Olly Peers agrees insurance overhaul is long overdue but believes the consumer benefits aren’t assured, and other news
The Insurance Contracts Bill will repeal, replace and consolidate several Acts governing NZ’s insurance law. Olly Peers, partner at Buddle Findlay, believes care needs to be taken to ensure the Bill doesn’t make the insurance process more difficult for customers to navigate.
…the Bill proposes replacing the common law duty of disclosure with a new statutory duty. Consumers would be required to take reasonable care not to make a misrepresentation to the insurer. In effect, an applicant for insurance will need to answer any questions put by the insurer truthfully and accurately but will no longer need to determine for themselves what information may be material to the judgment of the insurer. No longer will there be an obligation to volunteer information not requested.
…One of the specific matters to be considered in determining whether the policyholder has taken reasonable care is the questions asked of the policyholder, namely were they clear and specific? If an insurer has asked vague questions, they will have less cause to complain about vague or general answers. In addition, an insurer will have a general obligation to communicate to the policyholder the importance of answering questions in a fair and accurate way.

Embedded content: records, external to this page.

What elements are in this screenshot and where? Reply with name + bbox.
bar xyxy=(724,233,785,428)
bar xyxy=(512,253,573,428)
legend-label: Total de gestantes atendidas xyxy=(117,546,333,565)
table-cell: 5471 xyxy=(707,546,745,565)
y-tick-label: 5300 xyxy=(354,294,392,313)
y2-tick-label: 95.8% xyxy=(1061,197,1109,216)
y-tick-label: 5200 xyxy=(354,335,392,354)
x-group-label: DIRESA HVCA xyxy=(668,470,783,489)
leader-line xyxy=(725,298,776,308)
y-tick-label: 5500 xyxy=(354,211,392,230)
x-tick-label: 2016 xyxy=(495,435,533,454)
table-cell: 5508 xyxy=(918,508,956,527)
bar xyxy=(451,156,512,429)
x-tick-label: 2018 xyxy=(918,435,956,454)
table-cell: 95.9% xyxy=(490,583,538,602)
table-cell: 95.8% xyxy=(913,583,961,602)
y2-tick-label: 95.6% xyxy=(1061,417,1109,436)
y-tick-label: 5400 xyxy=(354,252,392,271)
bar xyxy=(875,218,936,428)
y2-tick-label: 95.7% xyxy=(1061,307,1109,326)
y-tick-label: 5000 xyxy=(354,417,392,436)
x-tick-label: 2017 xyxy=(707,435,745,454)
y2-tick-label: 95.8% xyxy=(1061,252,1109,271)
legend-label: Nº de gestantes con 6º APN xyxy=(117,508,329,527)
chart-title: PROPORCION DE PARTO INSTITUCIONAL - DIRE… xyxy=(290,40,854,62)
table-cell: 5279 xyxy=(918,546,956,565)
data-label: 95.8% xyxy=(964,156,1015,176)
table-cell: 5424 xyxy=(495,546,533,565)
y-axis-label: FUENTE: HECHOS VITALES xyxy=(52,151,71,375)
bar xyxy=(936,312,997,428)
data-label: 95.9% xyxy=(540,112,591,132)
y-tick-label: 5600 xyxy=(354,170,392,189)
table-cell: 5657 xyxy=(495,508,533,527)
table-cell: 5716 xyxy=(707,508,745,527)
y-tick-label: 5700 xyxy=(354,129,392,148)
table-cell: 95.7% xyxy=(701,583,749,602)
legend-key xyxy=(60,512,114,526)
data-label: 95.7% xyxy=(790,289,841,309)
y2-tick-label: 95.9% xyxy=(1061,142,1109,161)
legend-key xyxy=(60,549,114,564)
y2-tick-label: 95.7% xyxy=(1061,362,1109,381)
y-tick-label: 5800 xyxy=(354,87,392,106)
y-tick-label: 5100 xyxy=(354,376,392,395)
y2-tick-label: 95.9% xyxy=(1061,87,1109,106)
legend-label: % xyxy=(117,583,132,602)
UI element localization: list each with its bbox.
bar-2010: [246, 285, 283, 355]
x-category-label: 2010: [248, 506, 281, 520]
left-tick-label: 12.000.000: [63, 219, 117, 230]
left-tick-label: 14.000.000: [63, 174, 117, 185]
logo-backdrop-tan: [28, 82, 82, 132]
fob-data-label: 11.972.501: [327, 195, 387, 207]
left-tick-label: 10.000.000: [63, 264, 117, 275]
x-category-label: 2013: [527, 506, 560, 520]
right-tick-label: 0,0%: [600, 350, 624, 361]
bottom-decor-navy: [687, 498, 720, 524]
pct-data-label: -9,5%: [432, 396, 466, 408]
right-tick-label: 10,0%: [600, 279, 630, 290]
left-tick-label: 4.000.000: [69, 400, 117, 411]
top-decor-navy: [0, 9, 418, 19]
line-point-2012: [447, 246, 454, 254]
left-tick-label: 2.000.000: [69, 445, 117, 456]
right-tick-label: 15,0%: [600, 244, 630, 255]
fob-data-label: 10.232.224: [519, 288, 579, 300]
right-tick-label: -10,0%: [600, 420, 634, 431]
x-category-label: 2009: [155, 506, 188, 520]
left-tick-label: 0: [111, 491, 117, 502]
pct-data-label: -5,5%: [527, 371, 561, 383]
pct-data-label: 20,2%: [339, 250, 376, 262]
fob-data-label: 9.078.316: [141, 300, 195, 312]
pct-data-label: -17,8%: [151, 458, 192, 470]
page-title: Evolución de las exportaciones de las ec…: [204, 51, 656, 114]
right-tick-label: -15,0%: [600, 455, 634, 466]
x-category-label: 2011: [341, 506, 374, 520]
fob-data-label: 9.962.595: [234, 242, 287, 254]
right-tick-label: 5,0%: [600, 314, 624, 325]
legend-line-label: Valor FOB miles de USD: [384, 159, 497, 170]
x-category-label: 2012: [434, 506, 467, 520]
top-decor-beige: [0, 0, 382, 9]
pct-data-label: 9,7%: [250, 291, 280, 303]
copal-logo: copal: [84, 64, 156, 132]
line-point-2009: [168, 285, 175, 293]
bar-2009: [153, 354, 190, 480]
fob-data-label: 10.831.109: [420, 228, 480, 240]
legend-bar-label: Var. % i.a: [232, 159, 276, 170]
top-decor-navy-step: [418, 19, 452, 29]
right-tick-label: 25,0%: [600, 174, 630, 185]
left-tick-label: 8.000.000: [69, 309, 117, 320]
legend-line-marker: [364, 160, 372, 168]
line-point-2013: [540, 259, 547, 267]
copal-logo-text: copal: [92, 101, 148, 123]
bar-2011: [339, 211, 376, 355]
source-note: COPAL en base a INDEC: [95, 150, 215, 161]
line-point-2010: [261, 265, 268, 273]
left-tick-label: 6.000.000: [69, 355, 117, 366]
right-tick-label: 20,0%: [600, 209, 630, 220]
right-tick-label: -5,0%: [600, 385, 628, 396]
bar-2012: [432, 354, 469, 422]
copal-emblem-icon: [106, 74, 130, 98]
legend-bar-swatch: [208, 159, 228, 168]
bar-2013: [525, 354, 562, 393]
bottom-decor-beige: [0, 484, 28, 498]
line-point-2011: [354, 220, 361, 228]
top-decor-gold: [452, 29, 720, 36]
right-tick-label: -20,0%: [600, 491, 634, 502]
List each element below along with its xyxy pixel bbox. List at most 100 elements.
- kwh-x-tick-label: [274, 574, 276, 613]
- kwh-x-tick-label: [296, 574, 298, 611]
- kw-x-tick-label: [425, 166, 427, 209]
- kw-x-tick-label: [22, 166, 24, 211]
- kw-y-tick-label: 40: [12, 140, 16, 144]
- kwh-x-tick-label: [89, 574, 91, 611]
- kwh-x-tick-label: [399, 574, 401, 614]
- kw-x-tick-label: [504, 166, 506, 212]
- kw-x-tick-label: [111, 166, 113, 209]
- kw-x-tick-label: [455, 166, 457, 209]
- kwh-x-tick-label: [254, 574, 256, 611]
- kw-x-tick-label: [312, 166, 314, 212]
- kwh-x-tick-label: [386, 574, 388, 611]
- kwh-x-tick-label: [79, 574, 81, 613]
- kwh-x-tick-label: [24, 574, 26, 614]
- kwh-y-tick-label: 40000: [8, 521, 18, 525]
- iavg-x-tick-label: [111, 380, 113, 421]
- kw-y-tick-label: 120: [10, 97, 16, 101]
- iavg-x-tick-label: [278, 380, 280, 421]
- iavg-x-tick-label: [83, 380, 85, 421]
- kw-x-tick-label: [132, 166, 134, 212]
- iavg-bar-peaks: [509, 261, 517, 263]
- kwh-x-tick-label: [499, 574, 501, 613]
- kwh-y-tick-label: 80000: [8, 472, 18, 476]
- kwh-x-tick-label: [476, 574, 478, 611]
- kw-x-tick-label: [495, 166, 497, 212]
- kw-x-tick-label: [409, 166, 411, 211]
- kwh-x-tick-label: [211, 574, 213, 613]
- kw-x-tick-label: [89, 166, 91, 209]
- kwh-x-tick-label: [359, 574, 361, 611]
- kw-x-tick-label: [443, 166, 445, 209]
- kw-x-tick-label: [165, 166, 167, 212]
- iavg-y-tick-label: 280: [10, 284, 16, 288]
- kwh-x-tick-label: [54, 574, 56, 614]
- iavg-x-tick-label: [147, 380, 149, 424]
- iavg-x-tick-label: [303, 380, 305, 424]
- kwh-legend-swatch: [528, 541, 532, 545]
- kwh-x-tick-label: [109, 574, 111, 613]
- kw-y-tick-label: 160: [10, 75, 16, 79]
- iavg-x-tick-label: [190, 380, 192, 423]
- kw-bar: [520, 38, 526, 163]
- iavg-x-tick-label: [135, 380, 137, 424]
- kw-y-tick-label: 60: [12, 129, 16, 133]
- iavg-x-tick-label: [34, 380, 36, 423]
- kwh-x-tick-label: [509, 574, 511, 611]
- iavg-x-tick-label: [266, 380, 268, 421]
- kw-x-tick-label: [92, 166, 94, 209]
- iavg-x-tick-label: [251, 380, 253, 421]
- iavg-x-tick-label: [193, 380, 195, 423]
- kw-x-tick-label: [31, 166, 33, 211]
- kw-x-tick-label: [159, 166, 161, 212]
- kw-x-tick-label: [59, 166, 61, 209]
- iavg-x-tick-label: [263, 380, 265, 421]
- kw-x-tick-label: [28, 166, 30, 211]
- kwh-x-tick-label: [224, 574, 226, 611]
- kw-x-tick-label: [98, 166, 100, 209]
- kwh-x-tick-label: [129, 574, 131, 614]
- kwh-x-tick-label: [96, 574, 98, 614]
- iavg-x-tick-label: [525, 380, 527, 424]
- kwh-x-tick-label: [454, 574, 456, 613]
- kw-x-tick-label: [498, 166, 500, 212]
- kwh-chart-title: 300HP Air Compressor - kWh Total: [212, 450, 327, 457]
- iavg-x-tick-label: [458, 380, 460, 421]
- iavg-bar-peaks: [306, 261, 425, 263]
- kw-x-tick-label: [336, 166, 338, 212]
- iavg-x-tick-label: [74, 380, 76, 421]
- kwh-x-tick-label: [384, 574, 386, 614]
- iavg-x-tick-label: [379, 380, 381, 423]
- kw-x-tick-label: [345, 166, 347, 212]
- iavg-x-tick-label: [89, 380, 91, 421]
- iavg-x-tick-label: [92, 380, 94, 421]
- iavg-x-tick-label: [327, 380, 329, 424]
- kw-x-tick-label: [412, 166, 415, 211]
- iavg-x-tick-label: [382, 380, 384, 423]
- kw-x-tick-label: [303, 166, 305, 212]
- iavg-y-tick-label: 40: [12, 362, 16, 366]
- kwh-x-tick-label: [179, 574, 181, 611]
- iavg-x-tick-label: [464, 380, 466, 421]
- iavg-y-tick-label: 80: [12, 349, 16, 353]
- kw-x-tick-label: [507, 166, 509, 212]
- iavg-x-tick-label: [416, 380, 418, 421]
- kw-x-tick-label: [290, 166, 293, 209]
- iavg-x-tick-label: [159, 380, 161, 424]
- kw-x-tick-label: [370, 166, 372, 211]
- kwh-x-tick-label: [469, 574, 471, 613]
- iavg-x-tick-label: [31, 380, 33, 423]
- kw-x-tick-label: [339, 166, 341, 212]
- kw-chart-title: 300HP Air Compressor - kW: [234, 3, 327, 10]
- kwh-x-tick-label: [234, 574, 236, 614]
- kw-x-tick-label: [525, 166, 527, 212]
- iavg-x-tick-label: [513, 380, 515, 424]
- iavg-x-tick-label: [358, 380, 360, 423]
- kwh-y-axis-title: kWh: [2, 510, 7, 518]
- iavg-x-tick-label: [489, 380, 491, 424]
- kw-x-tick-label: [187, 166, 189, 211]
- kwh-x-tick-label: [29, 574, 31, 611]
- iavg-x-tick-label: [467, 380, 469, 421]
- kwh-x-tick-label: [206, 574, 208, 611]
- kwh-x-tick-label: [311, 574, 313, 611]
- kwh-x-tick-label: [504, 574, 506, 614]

For the legislation enacted in the UK, industry participants were concerned that the new statutory standard might promote excessively detailed questions and application forms, as insurers try to mitigate their risks. While the UK market appears to have regulated itself against the excesses of this practice, it is always worth bearing in mind the wider commercial impacts of legislative and regulatory reform. The unexpected consequences of recent changes to bank lending rules are a timely example of how well-meaning reform can have adverse rebound consequences.